Sunday, 24 May 2015


   Sunday May 17th and it was a morning's ride to Peterborough.  We were not held up by the beaver ambush....
 ...but by the disappearing trail.....
 ...and once in Peterborough Lady had to accede to the attentions of her many fans...
 and negotiate a maze of streets and parks and yet another grill bridge (we could not follow the trail across a lock gate)
..but eventually we found ourselves on the trail out of town meandering through Jackson Park.
 I managed to find a barn near the trail (thank you Lydia and Russell) though the insects were troublesome both inside and out and I ended up huddled down in my sleeping bag under the stars again.
 Monday 18th and incidentally Victoria Day in Canada, which rather oddly celebrates Queen Victoria's birthday - I suppose it is any excuse for a knees up with the Canadians.

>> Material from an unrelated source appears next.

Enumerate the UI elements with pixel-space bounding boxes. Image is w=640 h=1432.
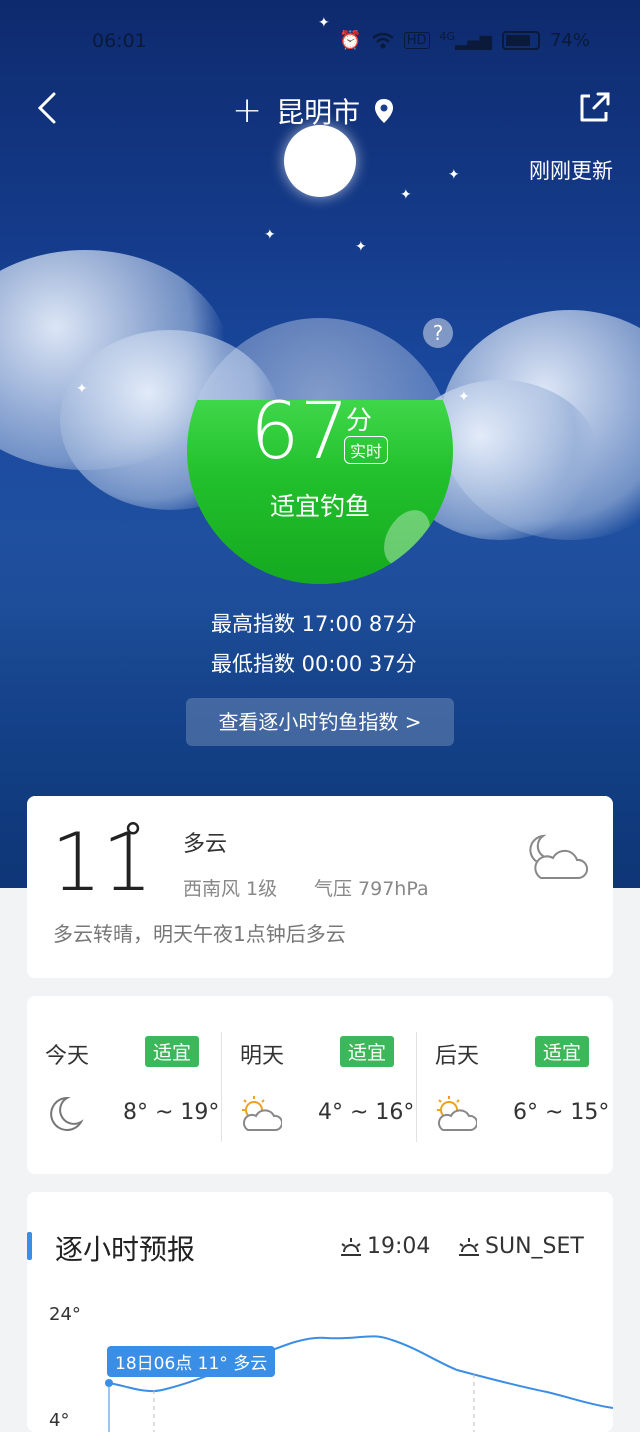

Crossing local landmark Doube's trestle bridge near Orange Corners...
It is 200 metres long (apparently reduced from 500 metres by filling in) and is suspended 29 metres above the Buttermilk valley, offering panoramic views to those without a fear of heights - I tramped across with head down and eyes firmly on the planks.
It was another hot and muggy day, so it was great to find this idyllic lunch spot at Reaboro with covered picnic area out of the sun and even a portaloo!  

Spring blossom on the trail...
An interesting challenge to negotiate these gates in Lindsay with saddle bags..
After a long hot and sweaty day I was relieved to find somewhere to stay at last when I noticed a neat barn with a horse head weathercock and well kept paddocks.   Shane Warner used to breed and compete barrel racing quarter horses but sadly had to sell them due to a stroke. The spotlessly clean barn was now used for storage, but wife Gladys cleared a space for a lounger to put my sleeping bag on.  I eagerly accepted the offer of a shower, cup of tea and sandwich, and enjoyed a good horsey chinwag with Shane. 
Lady had use of a large grassy paddock, but the mosquitoes came out in force that evening, and I was thankful Gladys had said I could bring her into the narrow central alleyway in the barn. When I opened the door I was hit by a tremendous buzz of insects and this lasted until well up to midnight.  By then there was also a bit of a breeze and the mosquitoes abated enough for me to turn Lady out again.